The Howard Journal of Crime and Justice front coverThe Howard League for Penal Reform’s journal was relaunched in 2016 with a new title, The Howard Journal of Crime and Justice, and a new editor, Professor Ian Loader from the University of Oxford.

Statement of aims and scope

The Howard Journal of Crime and Justice is an international peer-reviewed journal committed to publishing high quality theory, research and debate on all aspects of the relationship between crime and justice across the globe. It is a leading forum for conversation between academic theory and research and the cultures, policies and practices of the range of institutions concerned with harm, security and justice.

The Journal is proud to be associated with, but maintains full editorial independence from, the Howard League for Penal Reform which is the oldest penal reform charity in the world and has consultative status with both the United Nations and the Council of Europe.

The Journal publishes material of a high academic standard but written, so far as possible, in a non-technical style, not unnecessarily burdened with statistical tables and specialist vocabulary. Each issue of the Journal includes a book review section. In addition to published articles, the Editorial Board is open to other formats for fostering dialogue on crime and justice issues, such as special issues, themed debate sections, and interviews with academics and practitioners. The Journal especially welcomes contributions from early career scholars and from authors in the Global South.
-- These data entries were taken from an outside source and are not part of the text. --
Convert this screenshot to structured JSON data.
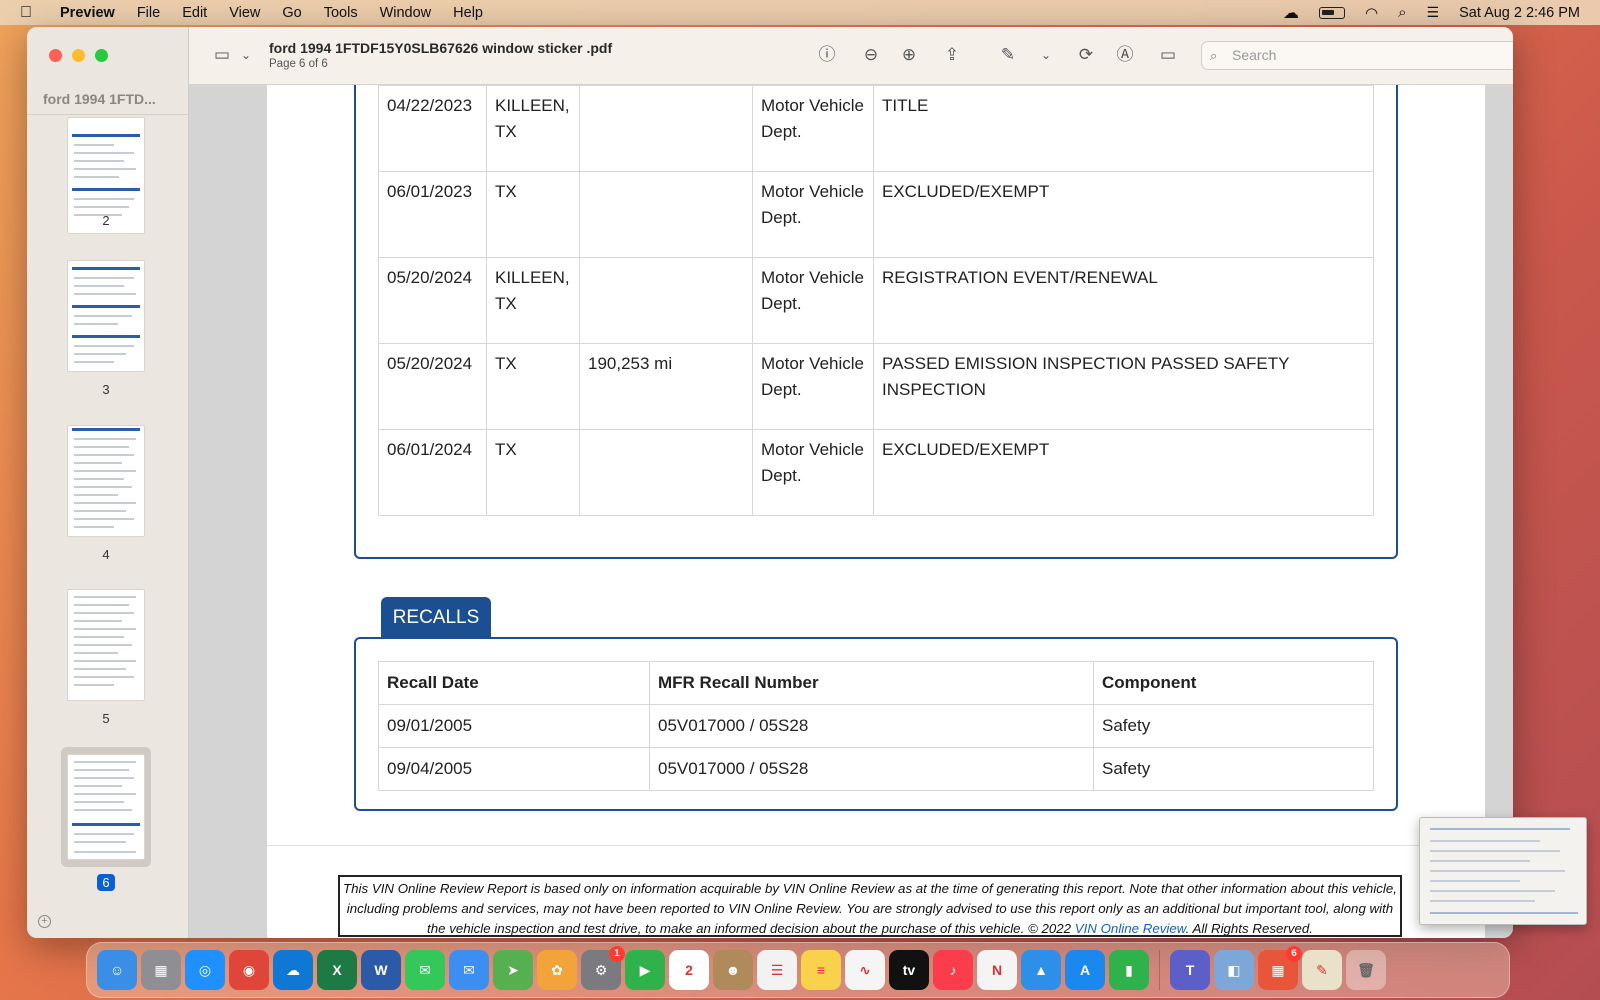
{
  "menubar": {
    "app_name": "Preview",
    "items": [
      "File",
      "Edit",
      "View",
      "Go",
      "Tools",
      "Window",
      "Help"
    ],
    "datetime": "Sat Aug 2  2:46 PM"
  },
  "window": {
    "doc_title": "ford 1994 1FTDF15Y0SLB67626 window sticker .pdf",
    "page_indicator": "Page 6 of 6",
    "sidebar_title": "ford 1994 1FTD...",
    "search_placeholder": "Search",
    "thumbnails": [
      {
        "label": "2"
      },
      {
        "label": "3"
      },
      {
        "label": "4"
      },
      {
        "label": "5"
      },
      {
        "label": "6",
        "selected": true
      }
    ]
  },
  "history": {
    "rows": [
      {
        "date": "04/22/2023",
        "location": "KILLEEN, TX",
        "odometer": "",
        "source": "Motor Vehicle Dept.",
        "details": "TITLE"
      },
      {
        "date": "06/01/2023",
        "location": "TX",
        "odometer": "",
        "source": "Motor Vehicle Dept.",
        "details": "EXCLUDED/EXEMPT"
      },
      {
        "date": "05/20/2024",
        "location": "KILLEEN, TX",
        "odometer": "",
        "source": "Motor Vehicle Dept.",
        "details": "REGISTRATION EVENT/RENEWAL"
      },
      {
        "date": "05/20/2024",
        "location": "TX",
        "odometer": "190,253 mi",
        "source": "Motor Vehicle Dept.",
        "details": "PASSED EMISSION INSPECTION PASSED SAFETY INSPECTION"
      },
      {
        "date": "06/01/2024",
        "location": "TX",
        "odometer": "",
        "source": "Motor Vehicle Dept.",
        "details": "EXCLUDED/EXEMPT"
      }
    ]
  },
  "recalls": {
    "tab_label": "RECALLS",
    "headers": [
      "Recall Date",
      "MFR Recall Number",
      "Component"
    ],
    "rows": [
      [
        "09/01/2005",
        "05V017000 / 05S28",
        "Safety"
      ],
      [
        "09/04/2005",
        "05V017000 / 05S28",
        "Safety"
      ]
    ]
  },
  "footer": {
    "text_before": "This VIN Online Review Report is based only on information acquirable by VIN Online Review as at the time of generating this report. Note that other information about this vehicle, including problems and services, may not have been reported to VIN Online Review. You are strongly advised to use this report only as an additional but important tool, along with the vehicle inspection and test drive, to make an informed decision about the purchase of this vehicle. © 2022 ",
    "link": "VIN Online Review",
    "text_after": ". All Rights Reserved."
  },
  "dock": {
    "apps": [
      {
        "name": "finder",
        "color": "#3a8ee6",
        "glyph": "☺"
      },
      {
        "name": "launchpad",
        "color": "#8e8e93",
        "glyph": "▦"
      },
      {
        "name": "safari",
        "color": "#1e90ff",
        "glyph": "◎"
      },
      {
        "name": "chrome",
        "color": "#e0453a",
        "glyph": "◉"
      },
      {
        "name": "onedrive",
        "color": "#0f78d4",
        "glyph": "☁"
      },
      {
        "name": "excel",
        "color": "#1d7a45",
        "glyph": "X"
      },
      {
        "name": "word",
        "color": "#2b5aa8",
        "glyph": "W"
      },
      {
        "name": "messages",
        "color": "#34c759",
        "glyph": "✉"
      },
      {
        "name": "mail",
        "color": "#3c8ff0",
        "glyph": "✉"
      },
      {
        "name": "maps",
        "color": "#56b04f",
        "glyph": "➤"
      },
      {
        "name": "photos",
        "color": "#f2a33a",
        "glyph": "✿"
      },
      {
        "name": "system-settings",
        "color": "#7a7a7f",
        "glyph": "⚙",
        "badge": "1"
      },
      {
        "name": "facetime",
        "color": "#2fb24c",
        "glyph": "▶"
      },
      {
        "name": "calendar",
        "color": "#ffffff",
        "glyph": "2"
      },
      {
        "name": "contacts",
        "color": "#b08a5a",
        "glyph": "☻"
      },
      {
        "name": "reminders",
        "color": "#f2f2f2",
        "glyph": "☰"
      },
      {
        "name": "notes",
        "color": "#f7d24a",
        "glyph": "≡"
      },
      {
        "name": "freeform",
        "color": "#f5f5f5",
        "glyph": "∿"
      },
      {
        "name": "apple-tv",
        "color": "#111111",
        "glyph": "tv"
      },
      {
        "name": "music",
        "color": "#fa3c4c",
        "glyph": "♪"
      },
      {
        "name": "news",
        "color": "#f4f4f4",
        "glyph": "N"
      },
      {
        "name": "keynote",
        "color": "#2d8fe8",
        "glyph": "▲"
      },
      {
        "name": "app-store",
        "color": "#1b88f0",
        "glyph": "A"
      },
      {
        "name": "numbers",
        "color": "#2fb24c",
        "glyph": "▮"
      },
      {
        "name": "teams",
        "color": "#5b5fc7",
        "glyph": "T"
      },
      {
        "name": "preview",
        "color": "#7da7d9",
        "glyph": "◧"
      },
      {
        "name": "office",
        "color": "#e8553a",
        "glyph": "▦",
        "badge": "6"
      },
      {
        "name": "textedit",
        "color": "#e9e1c8",
        "glyph": "✎"
      }
    ]
  }
}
All contributions are peer-reviewed by one of the Editors and at least two members of the Editorial Board. The Board aims to have submissions reviewed in a timely manner and typically the time taken from submission to publication is less than 12 months. The Journal also utilises an ‘early view’ online publication system with three months being the average time taken from receipt for production to publication on early view. Authors should note that the Editorial Board is committed to a policy of anti-racism and anti-sexism in respect of the terminology used in articles in the Journal.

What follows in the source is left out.